Friday, February 6, 2026

Learn how to generate random numbers in Stata


Overview

I describe the right way to generate random numbers and talk about some options added in Stata 14. Particularly, Stata 14 features a new default random-number generator (RNG) known as the Mersenne Tornado (Matsumoto and Nishimura 1998), a brand new perform that generates random integers, the power to generate random numbers from an interval, and several other new features that generate random variates from nonuniform distributions.

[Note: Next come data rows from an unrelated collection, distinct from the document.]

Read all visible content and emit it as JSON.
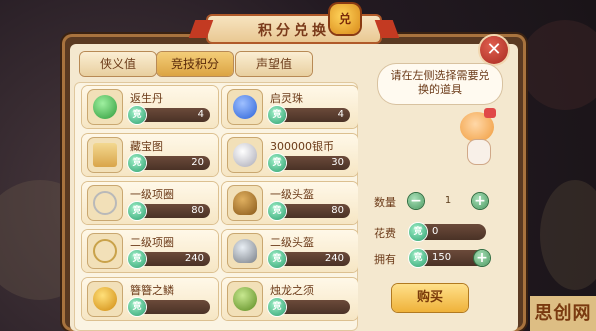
{
  "title": "积分兑换",
  "banner_badge": "兑",
  "close_glyph": "✕",
  "tabs": [
    {
      "label": "侠义值",
      "active": false
    },
    {
      "label": "竞技积分",
      "active": true
    },
    {
      "label": "声望值",
      "active": false
    }
  ],
  "currency_glyph": "竞",
  "items": [
    {
      "name": "返生丹",
      "price": "4",
      "icon": "pill-icon",
      "color": "#2e9a3a"
    },
    {
      "name": "启灵珠",
      "price": "4",
      "icon": "blue-orb-icon",
      "color": "#2a62d8"
    },
    {
      "name": "藏宝图",
      "price": "20",
      "icon": "treasure-map-icon",
      "color": "#d9a54a"
    },
    {
      "name": "300000银币",
      "price": "30",
      "icon": "silver-coins-icon",
      "color": "#c8c8d0"
    },
    {
      "name": "一级项圈",
      "price": "80",
      "icon": "necklace-icon",
      "color": "#b9b9b9"
    },
    {
      "name": "一级头盔",
      "price": "80",
      "icon": "helmet-icon",
      "color": "#b07a2a"
    },
    {
      "name": "二级项圈",
      "price": "240",
      "icon": "necklace-icon",
      "color": "#c9a24a"
    },
    {
      "name": "二级头盔",
      "price": "240",
      "icon": "helmet-icon",
      "color": "#9aa0a8"
    },
    {
      "name": "簪簪之鳞",
      "price": "",
      "icon": "scale-icon",
      "color": "#e0a030"
    },
    {
      "name": "烛龙之须",
      "price": "",
      "icon": "whisker-icon",
      "color": "#7a9a3a"
    }
  ],
  "hint": "请在左侧选择需要兑换的道具",
  "quantity": {
    "label": "数量",
    "value": "1",
    "minus": "−",
    "plus": "+"
  },
  "cost": {
    "label": "花费",
    "value": "0"
  },
  "owned": {
    "label": "拥有",
    "value": "150"
  },
  "buy_label": "购买",
  "watermark": "思创网"
}
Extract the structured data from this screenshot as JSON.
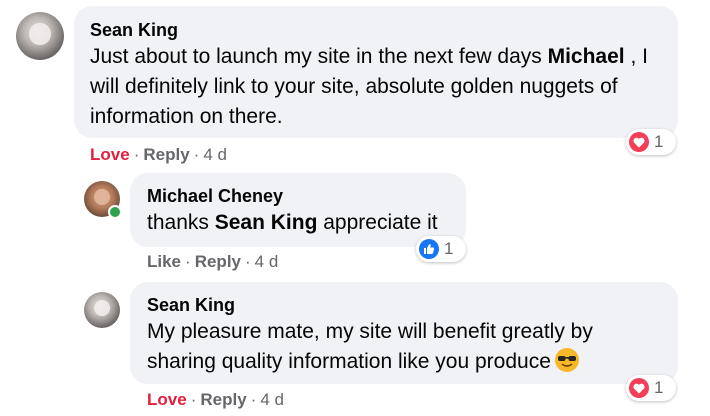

Random numbers from the uniform distribution

Within the instance under, we use runiform() to create a simulated dataset with 10,000 observations on a (0,1)-uniform variable. Previous to utilizing runiform(), we set the seed in order that the outcomes are reproducible.


. set obs 10000
variety of observations (_N) was 0, now 10,000

. set seed 98034

. generate u1 = runiform()

The imply of a (0,1)-uniform is .5, and the usual deviation is (sqrt{1/12}approx .289). The estimates from the simulated knowledge reported within the output under are near the true values.


 summarize u1

    Variable |        Obs        Imply    Std. Dev.       Min        Max
-------------+---------------------------------------------------------
          u1 |     10,000    .5004244    .2865088   .0000502    .999969

To attract uniform variates over (a, b) as an alternative of over (0, 1), we specify runiform(a, b). Within the instance under, we draw uniform variates over (1, 2) after which estimate the imply and the usual deviation, which we may evaluate with their theoretical values of 1.5 and (sqrt{(1/12)} approx .289).


. generate u2 = runiform(1, 2)

. summarize u2

    Variable |        Obs        Imply    Std. Dev.       Min        Max
-------------+---------------------------------------------------------
          u2 |     10,000    1.495698    .2887136   1.000088   1.999899

To attract integers uniformly over {a, a+1, …, b}, we specify runiformint(a, b). Within the instance under, we draw integers uniformly over {0, 1, …, 100} after which estimate the imply and the usual deviation, which we may evaluate with their theoretical values of fifty and (sqrt{(101^2-1)/12}approx 29.155).


. generate u3 = runiformint(0, 100)

. summarize u3

    Variable |        Obs        Imply    Std. Dev.       Min        Max
-------------+---------------------------------------------------------
          u3 |     10,000     49.9804    29.19094          0        100

Set the seed and make outcomes reproducible

We use set seed # to acquire the identical random numbers, which makes the next outcomes reproducible. RNGs come from a recursive formulation. The “random” numbers produced are literally deterministic, however they look like random. Setting the seed specifies a beginning place for the recursion, which causes the random numbers to be the identical, as within the instance under.


. drop _all

. set obs 6
variety of observations (_N) was 0, now 6

. set seed 12345

. generate x = runiform()

. set seed 12345

. generate y = runiform()

. listing x y

     +---------------------+
     |        x          y |
     |---------------------|
  1. | .3576297   .3576297 |
  2. | .4004426   .4004426 |
  3. | .6893833   .6893833 |
  4. | .5597356   .5597356 |
  5. | .5744513   .5744513 |
     |---------------------|
  6. | .2076905   .2076905 |
     +---------------------+

Each time Stata is launched, the seed is ready to 123456789.

After producing (N) random numbers, the RNG wraps round and begins producing the identical sequence yet again. (N) is known as the interval of the RNG. Bigger intervals are higher as a result of we get extra random numbers earlier than the sequence wraps. The interval of Mersenne Tornado is (2^{19937}-1), which is large. Giant intervals are vital when performing sophisticated simulation research.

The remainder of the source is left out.